Beginning with 2012 W-2 forms issued to employees in January 2013, larger employers with 250 or more W-2 forms issued must report the value of the health insurance benefits for the employee (including both employer and employee contributions) on the W-2 forms. For employers with fewer than 250 W-2 forms, the requirement is delayed indefinitely — “until further notice.” There is no change to the tax treatment of employer contributions to health coverage. It is now just required to be reported on the W-2 form. There has been some confusion about this, and employees may be confused about whether they have to pay taxes on that amount or include it in their income for tax purposes.


Limits on Employee Contributions to Health Care Flexible Spending Accounts.

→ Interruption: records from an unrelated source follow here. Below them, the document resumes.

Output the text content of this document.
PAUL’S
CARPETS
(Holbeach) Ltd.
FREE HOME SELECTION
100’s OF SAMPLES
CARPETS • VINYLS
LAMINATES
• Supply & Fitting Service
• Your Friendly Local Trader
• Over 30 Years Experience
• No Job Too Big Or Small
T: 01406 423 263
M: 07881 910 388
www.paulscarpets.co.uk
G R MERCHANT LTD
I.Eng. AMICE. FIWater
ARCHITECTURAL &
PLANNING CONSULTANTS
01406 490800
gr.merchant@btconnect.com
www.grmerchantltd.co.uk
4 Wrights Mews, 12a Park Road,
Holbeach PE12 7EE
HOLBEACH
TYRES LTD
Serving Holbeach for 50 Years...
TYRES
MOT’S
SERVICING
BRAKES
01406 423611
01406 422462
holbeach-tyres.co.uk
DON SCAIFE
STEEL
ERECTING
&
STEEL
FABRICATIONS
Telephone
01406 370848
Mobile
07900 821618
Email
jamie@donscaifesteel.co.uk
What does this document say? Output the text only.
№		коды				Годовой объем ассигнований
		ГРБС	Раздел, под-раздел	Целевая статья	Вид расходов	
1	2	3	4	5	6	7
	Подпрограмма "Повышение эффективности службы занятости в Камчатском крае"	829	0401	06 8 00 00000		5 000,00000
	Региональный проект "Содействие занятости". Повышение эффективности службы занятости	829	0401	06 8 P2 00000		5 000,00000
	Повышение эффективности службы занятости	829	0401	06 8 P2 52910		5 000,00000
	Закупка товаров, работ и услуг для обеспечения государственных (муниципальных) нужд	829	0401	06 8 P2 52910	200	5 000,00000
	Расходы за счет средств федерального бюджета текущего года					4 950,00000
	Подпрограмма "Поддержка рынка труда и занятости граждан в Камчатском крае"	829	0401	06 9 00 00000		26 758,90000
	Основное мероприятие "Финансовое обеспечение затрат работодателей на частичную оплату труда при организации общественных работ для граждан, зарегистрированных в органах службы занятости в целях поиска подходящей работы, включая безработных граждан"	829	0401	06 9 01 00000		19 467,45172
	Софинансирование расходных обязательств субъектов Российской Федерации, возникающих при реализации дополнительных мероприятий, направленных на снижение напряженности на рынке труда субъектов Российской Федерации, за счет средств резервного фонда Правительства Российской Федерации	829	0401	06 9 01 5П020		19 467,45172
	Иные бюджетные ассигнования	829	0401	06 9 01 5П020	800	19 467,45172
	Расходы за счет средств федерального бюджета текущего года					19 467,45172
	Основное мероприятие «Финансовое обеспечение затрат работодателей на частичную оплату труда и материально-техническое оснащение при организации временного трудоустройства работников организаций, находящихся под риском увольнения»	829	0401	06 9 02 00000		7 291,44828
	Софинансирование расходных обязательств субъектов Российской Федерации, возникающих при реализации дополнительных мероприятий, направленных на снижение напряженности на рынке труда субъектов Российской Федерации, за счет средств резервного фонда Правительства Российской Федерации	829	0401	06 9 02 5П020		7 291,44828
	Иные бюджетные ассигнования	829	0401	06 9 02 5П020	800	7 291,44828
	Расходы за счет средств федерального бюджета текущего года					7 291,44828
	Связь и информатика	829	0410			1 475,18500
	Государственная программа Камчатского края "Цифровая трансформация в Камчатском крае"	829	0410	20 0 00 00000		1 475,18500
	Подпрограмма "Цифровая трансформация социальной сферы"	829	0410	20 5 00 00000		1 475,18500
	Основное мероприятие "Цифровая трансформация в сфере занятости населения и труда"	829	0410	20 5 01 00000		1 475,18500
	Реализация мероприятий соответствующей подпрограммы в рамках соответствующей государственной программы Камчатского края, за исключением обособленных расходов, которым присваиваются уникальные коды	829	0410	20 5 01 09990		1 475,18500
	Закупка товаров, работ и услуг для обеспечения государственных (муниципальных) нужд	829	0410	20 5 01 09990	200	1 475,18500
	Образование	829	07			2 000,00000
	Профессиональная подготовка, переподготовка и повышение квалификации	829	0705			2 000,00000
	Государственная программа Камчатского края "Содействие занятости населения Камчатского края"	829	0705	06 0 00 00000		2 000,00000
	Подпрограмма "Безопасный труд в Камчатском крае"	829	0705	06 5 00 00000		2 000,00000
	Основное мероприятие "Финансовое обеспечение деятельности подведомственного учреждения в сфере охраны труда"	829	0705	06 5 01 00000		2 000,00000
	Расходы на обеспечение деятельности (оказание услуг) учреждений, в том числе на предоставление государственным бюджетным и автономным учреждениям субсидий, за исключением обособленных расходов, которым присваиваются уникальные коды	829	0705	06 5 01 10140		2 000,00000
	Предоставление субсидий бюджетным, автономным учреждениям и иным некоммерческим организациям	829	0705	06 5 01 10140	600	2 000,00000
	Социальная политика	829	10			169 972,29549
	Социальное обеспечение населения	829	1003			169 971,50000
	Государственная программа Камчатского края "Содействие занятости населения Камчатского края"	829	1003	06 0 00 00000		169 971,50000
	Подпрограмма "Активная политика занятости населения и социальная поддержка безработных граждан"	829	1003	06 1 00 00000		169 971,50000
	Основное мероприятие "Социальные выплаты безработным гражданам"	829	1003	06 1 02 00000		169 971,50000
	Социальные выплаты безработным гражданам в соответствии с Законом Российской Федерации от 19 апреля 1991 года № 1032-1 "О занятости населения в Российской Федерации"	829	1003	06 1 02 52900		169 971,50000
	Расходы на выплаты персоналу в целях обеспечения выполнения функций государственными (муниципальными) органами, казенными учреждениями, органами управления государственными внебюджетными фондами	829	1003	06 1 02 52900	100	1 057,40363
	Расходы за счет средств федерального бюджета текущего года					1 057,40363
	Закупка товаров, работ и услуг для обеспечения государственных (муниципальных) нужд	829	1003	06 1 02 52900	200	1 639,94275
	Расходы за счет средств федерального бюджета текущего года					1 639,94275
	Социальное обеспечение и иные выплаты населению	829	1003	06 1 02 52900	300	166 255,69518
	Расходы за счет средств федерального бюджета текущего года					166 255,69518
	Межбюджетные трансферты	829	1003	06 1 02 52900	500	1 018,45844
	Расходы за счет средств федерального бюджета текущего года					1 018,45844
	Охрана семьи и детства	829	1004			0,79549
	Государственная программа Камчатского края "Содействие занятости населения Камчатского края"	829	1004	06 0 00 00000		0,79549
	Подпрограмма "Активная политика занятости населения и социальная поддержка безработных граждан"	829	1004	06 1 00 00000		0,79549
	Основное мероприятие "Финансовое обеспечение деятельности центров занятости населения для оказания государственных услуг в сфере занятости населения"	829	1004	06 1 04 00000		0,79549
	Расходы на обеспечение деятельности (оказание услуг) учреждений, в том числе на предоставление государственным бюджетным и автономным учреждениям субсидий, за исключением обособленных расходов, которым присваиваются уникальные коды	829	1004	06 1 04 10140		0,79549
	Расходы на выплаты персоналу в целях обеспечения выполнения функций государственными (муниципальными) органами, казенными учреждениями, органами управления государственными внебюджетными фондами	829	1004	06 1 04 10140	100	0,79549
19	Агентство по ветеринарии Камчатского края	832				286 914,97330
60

Employee contributions to health care flexible spending accounts will be reduced to $2,500 per year for plan years beginning in 2013.


Health Insurer Rebates

If an employer provides health coverage to its employees, it may receive a rebate from the health insurer because the ACA has provisions that govern how much a health insurer can spend on administrative costs. An employer can use the rebate to pay future premium costs, allocating it proportionately according to the proportion paid by the employees and the employer. An employer who pays 100% of premiums can use it all itself, but if employees pay a portion, some of the rebate must be allocated to the employees to reduce their premiums. The employer can also just distribute the rebate as a payment to employees in accordance with the proportion paid by the employee. How those payments are treated for taxes depends on how the contribution was treated, i.e., pre-tax contributions or after-tax contributions. Small rebates may be used to indirectly benefit employees, such as enhancements to a wellness program.


Small Business Tax Credit

There is a small business tax credit for which some businesses may qualify, but most will not. The credit can be up to 35% of the contributions made by the employer toward the premium cost for 2010 through 2013 and increases up to 50% in 2014. To be eligible the business must (a) have 25 or fewer full-time-equivalent employees (excluding most business owners, partners, and family members), (b) pay annual wages to the full-time-equivalent employees on average of less than $50,000 (for 2010 through 2013), and (c) make a contribution in a uniform percentage, not less than 50%, of the premium cost for a qualified health plan. Beginning in 2014, to qualify the business must purchase the coverage through an exchange. Beginning in 2014, the tax credit is only available for two consecutive tax years. Only employers with 10 or fewer employees and average annual wages of $25,000 or less will get the maximum credit, and the amount of the credit for other employers is reduced according to a formula.


Additional Medicare Tax

There is a new Medicare payroll tax of 0.9% for single people with income over $200,000 and married people with income over $250,000. If you have any employees making that much, you and your payroll department or tax advisors need to be aware of that for withholding purposes. There are a number of other new taxes, such as taxes on medical devices, personal investment income, and tanning bed businesses, among other things, but those do not directly apply to employers.